Here is an example partitioning of a 2D space with 5 Gaussian blobs:

As shown earlier, the first cut is a horizontal cut that separates the one blob that is a little bit more isolated than the others. The next cut is a vertical cut of the top cell, again separating one blob from the other three. Next we get another horizontal cut, and finally a vertical cut. Note that these cuts do not need to separate one blob from the group, it is a coincidence that it happened that way in this example.

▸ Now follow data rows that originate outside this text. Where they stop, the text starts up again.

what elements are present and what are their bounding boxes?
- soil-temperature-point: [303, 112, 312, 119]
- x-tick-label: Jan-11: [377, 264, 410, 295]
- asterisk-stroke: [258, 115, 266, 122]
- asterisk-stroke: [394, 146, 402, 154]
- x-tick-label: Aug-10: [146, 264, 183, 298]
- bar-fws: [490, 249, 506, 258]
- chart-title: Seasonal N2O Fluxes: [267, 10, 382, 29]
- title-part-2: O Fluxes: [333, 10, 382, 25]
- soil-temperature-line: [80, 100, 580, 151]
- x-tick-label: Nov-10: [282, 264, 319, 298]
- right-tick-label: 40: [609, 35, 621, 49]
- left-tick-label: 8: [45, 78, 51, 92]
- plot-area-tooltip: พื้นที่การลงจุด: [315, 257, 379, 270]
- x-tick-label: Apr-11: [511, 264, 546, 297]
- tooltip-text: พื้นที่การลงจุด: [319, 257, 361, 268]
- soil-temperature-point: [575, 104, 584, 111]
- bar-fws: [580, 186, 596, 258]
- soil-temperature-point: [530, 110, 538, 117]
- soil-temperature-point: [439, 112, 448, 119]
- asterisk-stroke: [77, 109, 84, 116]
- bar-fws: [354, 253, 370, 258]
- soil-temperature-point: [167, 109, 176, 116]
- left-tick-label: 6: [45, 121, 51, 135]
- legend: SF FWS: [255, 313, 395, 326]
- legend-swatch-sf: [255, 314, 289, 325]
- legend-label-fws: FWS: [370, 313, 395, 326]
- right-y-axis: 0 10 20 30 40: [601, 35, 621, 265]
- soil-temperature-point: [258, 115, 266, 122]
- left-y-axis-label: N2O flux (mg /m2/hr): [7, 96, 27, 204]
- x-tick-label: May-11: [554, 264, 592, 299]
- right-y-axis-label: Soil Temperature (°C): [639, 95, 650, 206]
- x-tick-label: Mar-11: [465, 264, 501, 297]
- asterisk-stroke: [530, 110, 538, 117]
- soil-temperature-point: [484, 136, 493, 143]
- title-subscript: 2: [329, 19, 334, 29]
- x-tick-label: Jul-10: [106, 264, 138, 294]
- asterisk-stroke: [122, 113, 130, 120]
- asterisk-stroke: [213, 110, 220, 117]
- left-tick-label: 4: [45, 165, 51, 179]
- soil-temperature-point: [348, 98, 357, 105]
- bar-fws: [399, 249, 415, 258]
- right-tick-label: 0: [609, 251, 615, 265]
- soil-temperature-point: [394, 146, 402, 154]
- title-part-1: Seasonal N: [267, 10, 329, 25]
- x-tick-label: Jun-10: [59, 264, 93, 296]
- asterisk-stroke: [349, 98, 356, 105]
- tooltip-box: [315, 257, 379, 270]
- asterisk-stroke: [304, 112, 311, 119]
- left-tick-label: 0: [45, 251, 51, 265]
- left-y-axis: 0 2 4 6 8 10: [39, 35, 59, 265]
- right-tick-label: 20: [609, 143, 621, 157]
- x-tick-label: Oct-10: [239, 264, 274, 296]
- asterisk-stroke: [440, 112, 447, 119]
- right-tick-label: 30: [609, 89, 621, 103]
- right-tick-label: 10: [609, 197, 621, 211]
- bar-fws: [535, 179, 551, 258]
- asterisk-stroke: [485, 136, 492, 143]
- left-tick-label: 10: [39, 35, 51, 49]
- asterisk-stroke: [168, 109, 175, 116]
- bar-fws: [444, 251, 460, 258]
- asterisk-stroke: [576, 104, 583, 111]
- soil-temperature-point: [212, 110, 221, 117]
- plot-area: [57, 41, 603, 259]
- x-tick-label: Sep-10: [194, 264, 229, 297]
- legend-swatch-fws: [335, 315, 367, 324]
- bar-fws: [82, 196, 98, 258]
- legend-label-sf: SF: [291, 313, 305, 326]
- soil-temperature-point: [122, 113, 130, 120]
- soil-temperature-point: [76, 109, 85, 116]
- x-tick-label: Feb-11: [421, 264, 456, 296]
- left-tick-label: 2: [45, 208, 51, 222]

With k-means clustering, using random initialization, you get a different result every time. Sometimes the result is really good, but with data like this you have to get lucky. Many initializations yield poor results, with two or three blobs in one partition, and one blob split into two:

### Putting it all together

As an example, I’m using the well-known “mandril” image:

Here are the results of using this minimum variance partitioning algorithm on the color histogram with 100^{3} bins:

The computation of the 25-color quantized image took 0.05 s on my computer. I find it striking that the image looks so good with only 25 unique colors. For fewer colors, dithering could have improved the results.

For comparison, this is what the results are with k-means clustering. Running the algorithm multiple times gives slightly different results. The computation of the 25-color quantized image took nearly 5 s, 100 times longer than the minimum variance algorithm.

Which results do you prefer? Do you think that MATLAB’s `rgb2ind` implements a similar algorithm to this?